"We crossed water 20 times a day, jumping from one ice floe to the next, sometimes swimming, or paddling kayaks in long leads of open water," says Norwegian Børge Ousland, 45, one of the world's greatest living polar explorers. For over a decade Ousland (pictured) has been bagging one milestone after another. But this spring, along with Swiss partner Thomas Ulrich, 40, he upped the ante to capture one of the Arctic's last trophies: a re-creation of countryman Fridtjof Nansen's epic journey from 1895 to 1896.
As the Ousland of his own era, Nansen spent two years on a grueling quest for the North Pole. In the end, he and a partner reached 86º 14' N, the northernmost point attained at the time, but then bad weather set in and they were forced to overwinter on a deserted island in a hut they built themselves. Not until the following summer, when the pair was on death's doorstep, did they happen across an English expedition at Cape Flora, in northern Franz Josef Land, that sailed them back to safety.

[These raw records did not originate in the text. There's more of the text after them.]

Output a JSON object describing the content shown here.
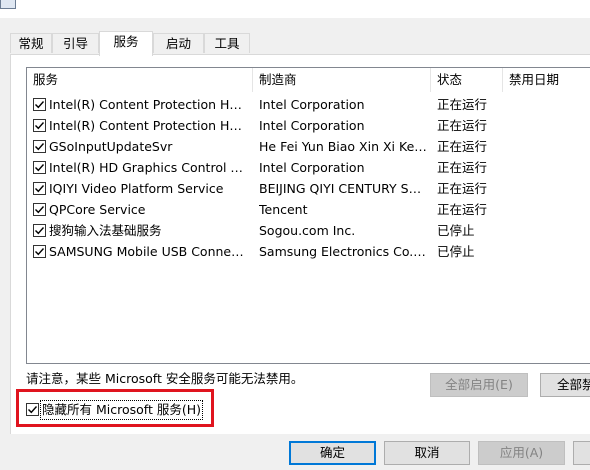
{
  "tabs": [
    {
      "label": "常规"
    },
    {
      "label": "引导"
    },
    {
      "label": "服务"
    },
    {
      "label": "启动"
    },
    {
      "label": "工具"
    }
  ],
  "active_tab": "服务",
  "columns": {
    "service": "服务",
    "manufacturer": "制造商",
    "status": "状态",
    "disabled_date": "禁用日期"
  },
  "services": [
    {
      "name": "Intel(R) Content Protection HECI ...",
      "manufacturer": "Intel Corporation",
      "status": "正在运行",
      "checked": true
    },
    {
      "name": "Intel(R) Content Protection HDCP...",
      "manufacturer": "Intel Corporation",
      "status": "正在运行",
      "checked": true
    },
    {
      "name": "GSoInputUpdateSvr",
      "manufacturer": "He Fei Yun Biao Xin Xi Ke J...",
      "status": "正在运行",
      "checked": true
    },
    {
      "name": "Intel(R) HD Graphics Control Pan...",
      "manufacturer": "Intel Corporation",
      "status": "正在运行",
      "checked": true
    },
    {
      "name": "IQIYI Video Platform Service",
      "manufacturer": "BEIJING QIYI CENTURY SC...",
      "status": "正在运行",
      "checked": true
    },
    {
      "name": "QPCore Service",
      "manufacturer": "Tencent",
      "status": "正在运行",
      "checked": true
    },
    {
      "name": "搜狗输入法基础服务",
      "manufacturer": "Sogou.com Inc.",
      "status": "已停止",
      "checked": true
    },
    {
      "name": "SAMSUNG Mobile USB Connecti...",
      "manufacturer": "Samsung Electronics Co., L...",
      "status": "已停止",
      "checked": true
    }
  ],
  "notice": "请注意，某些 Microsoft 安全服务可能无法禁用。",
  "buttons": {
    "enable_all": "全部启用(E)",
    "disable_all": "全部禁",
    "ok": "确定",
    "cancel": "取消",
    "apply": "应用(A)"
  },
  "hide_microsoft": {
    "label": "隐藏所有 Microsoft 服务(H)",
    "checked": true
  },
  "colors": {
    "highlight": "#e0141e",
    "default_button_border": "#0078d7"
  }
}
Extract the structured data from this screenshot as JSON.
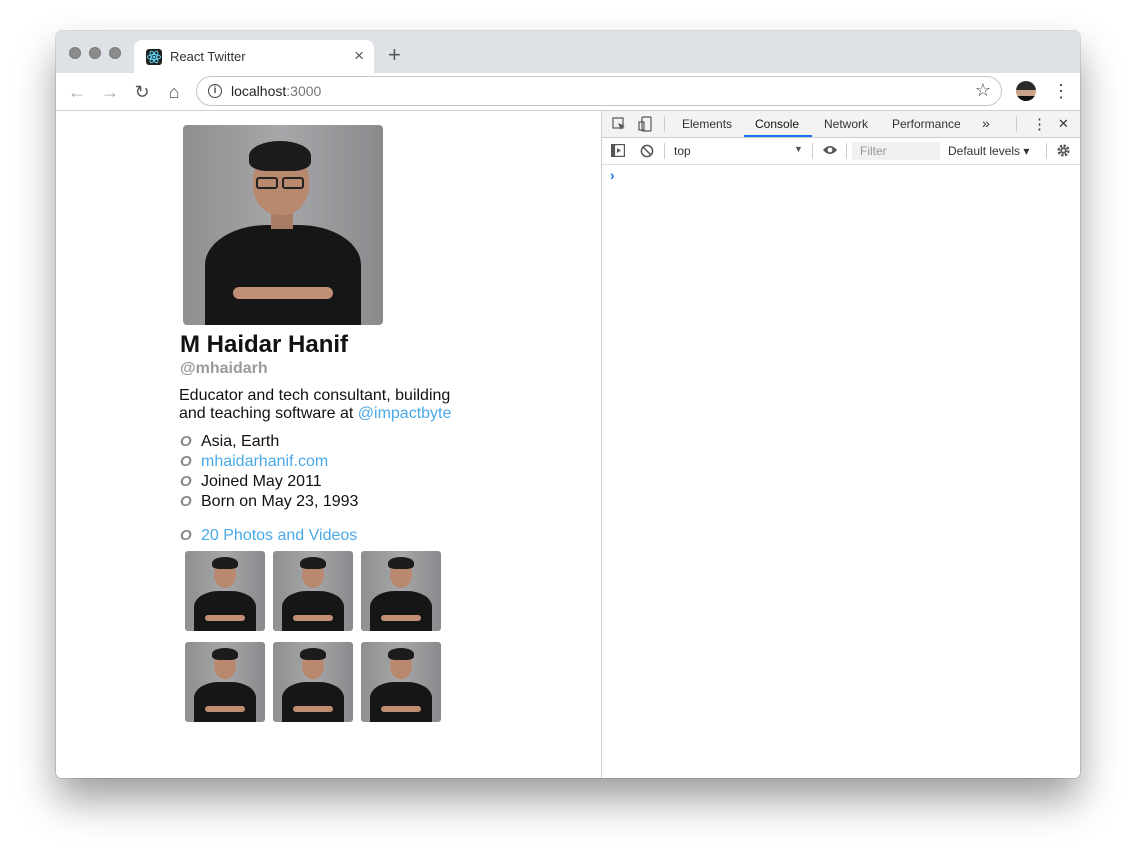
{
  "browser": {
    "tab_title": "React Twitter",
    "tab_close": "×",
    "new_tab": "+",
    "url_host": "localhost",
    "url_port": ":3000",
    "back": "←",
    "forward": "→",
    "reload": "↻",
    "home": "⌂",
    "bookmark": "☆",
    "menu": "⋮"
  },
  "profile": {
    "name": "M Haidar Hanif",
    "handle": "@mhaidarh",
    "bio_text": "Educator and tech consultant, building and teaching software at ",
    "bio_link": "@impactbyte",
    "meta_icon": "O",
    "location": "Asia, Earth",
    "website": "mhaidarhanif.com",
    "joined": "Joined May 2011",
    "born": "Born on May 23, 1993",
    "photos_link": "20 Photos and Videos",
    "thumb_count": 6
  },
  "devtools": {
    "tabs": [
      "Elements",
      "Console",
      "Network",
      "Performance"
    ],
    "active_tab": "Console",
    "more": "»",
    "close": "✕",
    "kebab": "⋮",
    "context": "top",
    "filter_placeholder": "Filter",
    "levels": "Default levels ▾",
    "prompt": "›"
  },
  "colors": {
    "link": "#4aa9e8",
    "accent": "#1a73e8"
  }
}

Ousland and Ulrich's odyssey began with a flight to the North Pole this past May and involved an 870-mile (1,400-kilometer) triathlon of skiing, kayaking, and swimming in their dry suits. Heavy waves and howling winds pinned them in their tents for days; at one point they had to share a small cape with two hungry polar bears. The crux of the trip was crossing Franz Joseph Land, an Arctic archipelago that has been effectively sealed off by the Russian military since the 1930s. Gaining permission only days before reaching the border, Ousland and Ulrich made their way to the exact spot where Nansen was saved by the English. Like Nansen, they were picked up by a sailboat. But unlike Nansen, who was content to see his journey end, Ousland added his own modern twist: In Bodø, Norway, he hopped on his bike and rode 930 miles (1,497 kilometers) back home to Oslo.